I was so glad for that. The kids were mostly sweet and helpful and encouraging of one another. Only small disagreements bubbled up, and those were easily smoothed with cake and present time, with fresh kids joining in a group and changing the dynamic, with a parent nearby to offer short bits of wisdom or sympathy before watching the child skip happily away again to play.
It was terrific. The parents were all there, all checking in, paying attention. The kids looked out for each other, the older ones telling the younger ones what was unsafe or what wasn't allowed. Woody looked out for his little brother. He came to get me when another kid fell and was crying. He helped look for a littler boy who'd gotten carried up in the stream of running kids, but who couldn't find his way back. (He was found very shortly.)

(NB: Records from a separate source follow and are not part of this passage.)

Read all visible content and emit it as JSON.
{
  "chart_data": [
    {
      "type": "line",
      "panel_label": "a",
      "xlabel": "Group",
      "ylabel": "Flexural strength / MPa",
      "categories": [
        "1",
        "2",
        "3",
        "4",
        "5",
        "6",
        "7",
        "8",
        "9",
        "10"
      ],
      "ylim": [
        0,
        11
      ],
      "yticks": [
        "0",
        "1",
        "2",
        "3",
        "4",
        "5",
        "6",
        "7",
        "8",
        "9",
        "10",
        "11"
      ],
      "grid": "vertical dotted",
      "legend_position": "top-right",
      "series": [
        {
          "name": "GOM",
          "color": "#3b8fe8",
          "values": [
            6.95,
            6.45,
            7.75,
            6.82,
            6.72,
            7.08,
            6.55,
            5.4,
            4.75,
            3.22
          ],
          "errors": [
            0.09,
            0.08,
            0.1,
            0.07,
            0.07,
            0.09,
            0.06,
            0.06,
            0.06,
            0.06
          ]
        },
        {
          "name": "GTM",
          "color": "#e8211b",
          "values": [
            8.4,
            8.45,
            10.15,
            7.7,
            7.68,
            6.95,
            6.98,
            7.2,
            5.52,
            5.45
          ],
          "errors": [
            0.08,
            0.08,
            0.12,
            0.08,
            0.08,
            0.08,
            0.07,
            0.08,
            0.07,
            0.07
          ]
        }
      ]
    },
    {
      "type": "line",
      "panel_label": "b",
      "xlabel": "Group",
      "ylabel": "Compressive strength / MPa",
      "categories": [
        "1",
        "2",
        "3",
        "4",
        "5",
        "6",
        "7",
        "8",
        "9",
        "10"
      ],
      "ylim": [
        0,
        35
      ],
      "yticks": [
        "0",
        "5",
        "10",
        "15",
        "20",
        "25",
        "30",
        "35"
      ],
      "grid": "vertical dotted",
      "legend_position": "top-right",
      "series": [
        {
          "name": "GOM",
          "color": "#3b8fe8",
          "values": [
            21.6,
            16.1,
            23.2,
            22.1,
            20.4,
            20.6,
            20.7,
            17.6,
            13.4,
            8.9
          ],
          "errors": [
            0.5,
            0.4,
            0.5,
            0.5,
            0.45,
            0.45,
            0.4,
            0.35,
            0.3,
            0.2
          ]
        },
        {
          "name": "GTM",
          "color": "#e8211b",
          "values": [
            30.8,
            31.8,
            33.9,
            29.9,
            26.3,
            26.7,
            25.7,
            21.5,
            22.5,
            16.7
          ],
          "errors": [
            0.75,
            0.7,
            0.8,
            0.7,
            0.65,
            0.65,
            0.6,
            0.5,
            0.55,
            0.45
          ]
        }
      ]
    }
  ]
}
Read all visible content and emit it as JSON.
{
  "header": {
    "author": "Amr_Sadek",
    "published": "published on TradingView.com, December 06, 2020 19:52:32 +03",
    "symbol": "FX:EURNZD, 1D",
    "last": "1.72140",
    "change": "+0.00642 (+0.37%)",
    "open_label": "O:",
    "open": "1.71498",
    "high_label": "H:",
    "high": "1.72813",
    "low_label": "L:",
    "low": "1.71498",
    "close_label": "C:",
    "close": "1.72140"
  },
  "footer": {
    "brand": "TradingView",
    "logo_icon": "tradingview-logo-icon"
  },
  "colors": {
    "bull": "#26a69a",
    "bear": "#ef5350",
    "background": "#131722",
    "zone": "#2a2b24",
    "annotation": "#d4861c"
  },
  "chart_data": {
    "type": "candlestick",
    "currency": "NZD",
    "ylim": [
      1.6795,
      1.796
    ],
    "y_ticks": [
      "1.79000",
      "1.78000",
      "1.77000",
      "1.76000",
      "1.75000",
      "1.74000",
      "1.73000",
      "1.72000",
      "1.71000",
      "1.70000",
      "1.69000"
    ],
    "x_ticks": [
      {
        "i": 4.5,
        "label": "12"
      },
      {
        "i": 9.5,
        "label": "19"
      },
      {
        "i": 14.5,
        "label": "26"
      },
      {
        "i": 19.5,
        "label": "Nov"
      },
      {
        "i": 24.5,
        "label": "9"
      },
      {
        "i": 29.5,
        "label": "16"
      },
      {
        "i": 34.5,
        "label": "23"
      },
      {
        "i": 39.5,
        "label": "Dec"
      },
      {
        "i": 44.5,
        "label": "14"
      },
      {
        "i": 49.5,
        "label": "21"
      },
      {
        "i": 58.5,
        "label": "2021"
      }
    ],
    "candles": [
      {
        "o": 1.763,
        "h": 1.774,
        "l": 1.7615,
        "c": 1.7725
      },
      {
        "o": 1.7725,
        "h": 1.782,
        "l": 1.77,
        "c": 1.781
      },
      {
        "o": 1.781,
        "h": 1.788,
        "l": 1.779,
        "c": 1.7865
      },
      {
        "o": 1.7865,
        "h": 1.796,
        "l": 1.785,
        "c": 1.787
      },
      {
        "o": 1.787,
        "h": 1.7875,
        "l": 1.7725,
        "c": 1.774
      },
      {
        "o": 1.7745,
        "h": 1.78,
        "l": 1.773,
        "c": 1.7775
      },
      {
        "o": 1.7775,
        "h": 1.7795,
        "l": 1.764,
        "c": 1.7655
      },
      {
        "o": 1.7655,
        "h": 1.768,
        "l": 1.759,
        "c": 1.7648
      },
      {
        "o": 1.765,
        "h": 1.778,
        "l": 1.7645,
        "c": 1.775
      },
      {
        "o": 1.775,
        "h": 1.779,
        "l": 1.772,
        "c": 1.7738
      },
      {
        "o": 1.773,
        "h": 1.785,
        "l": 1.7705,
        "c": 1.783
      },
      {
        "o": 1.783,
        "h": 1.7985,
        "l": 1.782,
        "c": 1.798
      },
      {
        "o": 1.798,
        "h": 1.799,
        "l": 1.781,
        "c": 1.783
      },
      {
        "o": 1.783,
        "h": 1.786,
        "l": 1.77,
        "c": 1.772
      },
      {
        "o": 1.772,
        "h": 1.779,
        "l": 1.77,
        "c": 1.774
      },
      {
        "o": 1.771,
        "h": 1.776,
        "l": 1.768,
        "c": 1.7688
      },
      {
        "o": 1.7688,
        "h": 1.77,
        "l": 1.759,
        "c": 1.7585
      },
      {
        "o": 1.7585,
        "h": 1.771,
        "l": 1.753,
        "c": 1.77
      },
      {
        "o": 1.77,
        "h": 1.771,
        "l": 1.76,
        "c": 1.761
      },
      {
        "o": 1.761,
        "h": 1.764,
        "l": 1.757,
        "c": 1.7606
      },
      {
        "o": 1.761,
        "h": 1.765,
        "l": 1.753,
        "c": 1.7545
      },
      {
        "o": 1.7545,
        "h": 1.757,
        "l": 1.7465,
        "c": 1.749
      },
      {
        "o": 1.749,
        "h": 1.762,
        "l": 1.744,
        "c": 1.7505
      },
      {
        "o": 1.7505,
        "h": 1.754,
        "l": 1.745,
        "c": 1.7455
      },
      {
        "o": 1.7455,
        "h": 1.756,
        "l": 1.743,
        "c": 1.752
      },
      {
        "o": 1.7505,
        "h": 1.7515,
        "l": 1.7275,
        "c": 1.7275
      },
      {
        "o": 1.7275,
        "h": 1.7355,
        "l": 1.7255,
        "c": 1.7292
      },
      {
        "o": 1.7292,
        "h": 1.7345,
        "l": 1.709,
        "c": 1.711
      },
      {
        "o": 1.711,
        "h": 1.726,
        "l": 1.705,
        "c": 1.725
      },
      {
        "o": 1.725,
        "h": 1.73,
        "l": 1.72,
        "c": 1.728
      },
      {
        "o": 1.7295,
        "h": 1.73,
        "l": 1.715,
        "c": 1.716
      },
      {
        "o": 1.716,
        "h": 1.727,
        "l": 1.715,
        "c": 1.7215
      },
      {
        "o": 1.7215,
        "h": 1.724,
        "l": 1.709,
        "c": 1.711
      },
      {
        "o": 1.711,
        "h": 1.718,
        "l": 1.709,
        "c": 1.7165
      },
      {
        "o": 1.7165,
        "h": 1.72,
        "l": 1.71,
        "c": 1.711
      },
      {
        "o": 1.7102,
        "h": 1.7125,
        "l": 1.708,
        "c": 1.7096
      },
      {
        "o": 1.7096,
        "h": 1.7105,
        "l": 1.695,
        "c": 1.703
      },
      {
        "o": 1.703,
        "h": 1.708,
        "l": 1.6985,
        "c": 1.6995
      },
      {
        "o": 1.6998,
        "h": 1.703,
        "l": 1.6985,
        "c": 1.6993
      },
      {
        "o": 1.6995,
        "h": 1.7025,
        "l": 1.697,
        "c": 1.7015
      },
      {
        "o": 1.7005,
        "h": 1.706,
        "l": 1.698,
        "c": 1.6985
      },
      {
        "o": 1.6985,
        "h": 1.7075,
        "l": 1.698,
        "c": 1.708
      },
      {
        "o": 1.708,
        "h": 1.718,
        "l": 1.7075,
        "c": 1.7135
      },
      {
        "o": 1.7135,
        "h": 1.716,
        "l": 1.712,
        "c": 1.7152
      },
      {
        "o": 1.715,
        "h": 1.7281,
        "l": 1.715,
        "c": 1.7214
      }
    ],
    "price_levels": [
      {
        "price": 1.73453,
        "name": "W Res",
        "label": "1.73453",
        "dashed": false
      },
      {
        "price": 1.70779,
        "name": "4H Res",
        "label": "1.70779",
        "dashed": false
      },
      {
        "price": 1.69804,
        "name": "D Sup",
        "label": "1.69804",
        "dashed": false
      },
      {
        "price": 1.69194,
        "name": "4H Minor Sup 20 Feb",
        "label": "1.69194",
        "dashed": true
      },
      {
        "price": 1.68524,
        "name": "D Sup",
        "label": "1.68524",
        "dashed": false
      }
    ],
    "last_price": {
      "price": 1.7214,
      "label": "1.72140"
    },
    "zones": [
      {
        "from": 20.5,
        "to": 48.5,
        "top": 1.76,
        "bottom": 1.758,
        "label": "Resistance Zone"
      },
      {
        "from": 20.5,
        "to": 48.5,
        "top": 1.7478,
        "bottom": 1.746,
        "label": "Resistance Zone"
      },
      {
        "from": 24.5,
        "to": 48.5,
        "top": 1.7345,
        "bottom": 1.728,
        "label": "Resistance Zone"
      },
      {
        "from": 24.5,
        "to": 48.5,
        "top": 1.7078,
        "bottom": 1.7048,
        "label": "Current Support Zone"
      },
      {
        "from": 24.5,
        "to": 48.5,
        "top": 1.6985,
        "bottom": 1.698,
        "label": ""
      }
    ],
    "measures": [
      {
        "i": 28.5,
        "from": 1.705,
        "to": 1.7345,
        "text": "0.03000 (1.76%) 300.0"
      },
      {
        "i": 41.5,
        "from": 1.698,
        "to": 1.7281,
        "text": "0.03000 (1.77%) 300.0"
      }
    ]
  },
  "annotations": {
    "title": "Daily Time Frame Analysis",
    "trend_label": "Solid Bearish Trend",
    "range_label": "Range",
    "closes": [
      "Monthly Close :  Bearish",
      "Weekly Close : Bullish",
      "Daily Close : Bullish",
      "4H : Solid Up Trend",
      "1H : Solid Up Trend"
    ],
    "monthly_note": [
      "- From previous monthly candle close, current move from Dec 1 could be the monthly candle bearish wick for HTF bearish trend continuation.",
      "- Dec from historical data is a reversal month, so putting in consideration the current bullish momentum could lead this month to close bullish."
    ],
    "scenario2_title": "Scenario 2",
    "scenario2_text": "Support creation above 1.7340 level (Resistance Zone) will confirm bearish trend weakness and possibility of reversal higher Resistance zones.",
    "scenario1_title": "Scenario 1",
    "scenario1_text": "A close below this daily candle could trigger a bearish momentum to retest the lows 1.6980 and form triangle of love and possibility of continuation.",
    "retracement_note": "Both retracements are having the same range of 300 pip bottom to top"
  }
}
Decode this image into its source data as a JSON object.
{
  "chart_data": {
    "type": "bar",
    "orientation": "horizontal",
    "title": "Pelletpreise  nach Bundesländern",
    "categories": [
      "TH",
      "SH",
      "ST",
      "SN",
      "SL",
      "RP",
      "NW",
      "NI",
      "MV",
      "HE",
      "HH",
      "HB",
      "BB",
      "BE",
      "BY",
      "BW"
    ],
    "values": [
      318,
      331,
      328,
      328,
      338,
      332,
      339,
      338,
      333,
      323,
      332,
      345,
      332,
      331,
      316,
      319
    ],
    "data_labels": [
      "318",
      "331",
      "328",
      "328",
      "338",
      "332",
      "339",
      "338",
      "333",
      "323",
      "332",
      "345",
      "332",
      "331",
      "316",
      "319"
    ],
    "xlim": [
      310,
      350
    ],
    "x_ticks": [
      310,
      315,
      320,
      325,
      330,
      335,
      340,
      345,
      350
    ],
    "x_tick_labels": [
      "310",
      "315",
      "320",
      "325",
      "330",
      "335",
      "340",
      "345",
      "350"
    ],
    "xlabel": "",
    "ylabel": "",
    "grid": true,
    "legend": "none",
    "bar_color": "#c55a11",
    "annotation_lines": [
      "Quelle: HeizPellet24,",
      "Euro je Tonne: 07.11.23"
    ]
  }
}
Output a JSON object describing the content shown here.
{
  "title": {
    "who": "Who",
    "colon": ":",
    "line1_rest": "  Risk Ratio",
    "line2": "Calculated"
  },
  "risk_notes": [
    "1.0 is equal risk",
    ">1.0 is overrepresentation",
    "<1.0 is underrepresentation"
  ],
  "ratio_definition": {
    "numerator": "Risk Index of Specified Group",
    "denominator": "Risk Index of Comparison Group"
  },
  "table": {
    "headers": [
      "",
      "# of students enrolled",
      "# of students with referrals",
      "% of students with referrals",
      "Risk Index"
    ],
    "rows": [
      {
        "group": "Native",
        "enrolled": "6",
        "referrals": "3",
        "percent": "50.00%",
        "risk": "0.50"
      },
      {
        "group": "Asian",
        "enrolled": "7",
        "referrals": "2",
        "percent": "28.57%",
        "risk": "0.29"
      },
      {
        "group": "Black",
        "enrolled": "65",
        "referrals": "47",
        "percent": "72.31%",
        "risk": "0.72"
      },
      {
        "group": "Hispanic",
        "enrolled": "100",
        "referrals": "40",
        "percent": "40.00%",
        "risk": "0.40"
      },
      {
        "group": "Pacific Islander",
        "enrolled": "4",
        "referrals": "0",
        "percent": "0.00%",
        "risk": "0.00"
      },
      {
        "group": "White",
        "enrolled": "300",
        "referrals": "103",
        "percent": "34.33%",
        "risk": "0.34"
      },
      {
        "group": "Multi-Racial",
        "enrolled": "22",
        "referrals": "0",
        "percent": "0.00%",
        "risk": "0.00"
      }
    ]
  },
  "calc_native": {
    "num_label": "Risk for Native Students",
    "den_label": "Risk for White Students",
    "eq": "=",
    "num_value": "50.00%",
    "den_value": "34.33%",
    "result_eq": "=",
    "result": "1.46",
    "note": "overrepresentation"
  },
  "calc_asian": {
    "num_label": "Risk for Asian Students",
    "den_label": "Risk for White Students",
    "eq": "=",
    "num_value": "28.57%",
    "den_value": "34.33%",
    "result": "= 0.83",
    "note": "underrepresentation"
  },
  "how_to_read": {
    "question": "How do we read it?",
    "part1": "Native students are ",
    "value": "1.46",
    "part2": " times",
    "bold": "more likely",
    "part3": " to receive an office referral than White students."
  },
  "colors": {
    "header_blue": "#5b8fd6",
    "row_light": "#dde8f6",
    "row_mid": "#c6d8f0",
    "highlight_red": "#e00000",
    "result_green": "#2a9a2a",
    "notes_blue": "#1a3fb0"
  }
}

Daddy Honey and I wanted to move to an intentional community when I was pregnant with Woody and for his first few years. We were on a waiting list for one in the town we lived, a long-standing one with a big community center and pool and playground and lots of community participation. But when our names came up, the houses were priced out of our reach by the boom, so we couldn't do it. I'm not sure, but I think it was or is a kind of generational trend. I seem to meet a lot of people who at least considered if, if not tried it or are actively living it. But then again, I may just gravitate toward community-minded people.
Today reminded me of that vision. I'm not sure if I still want to live in an intentional community (though I can imagine it being beautiful, challenging, and an incredibly fertile person-growing grounds under the right circumstances), but regardless I found myself wanting to create more occasions to get together and share food and happiness and well-loved kids running around free.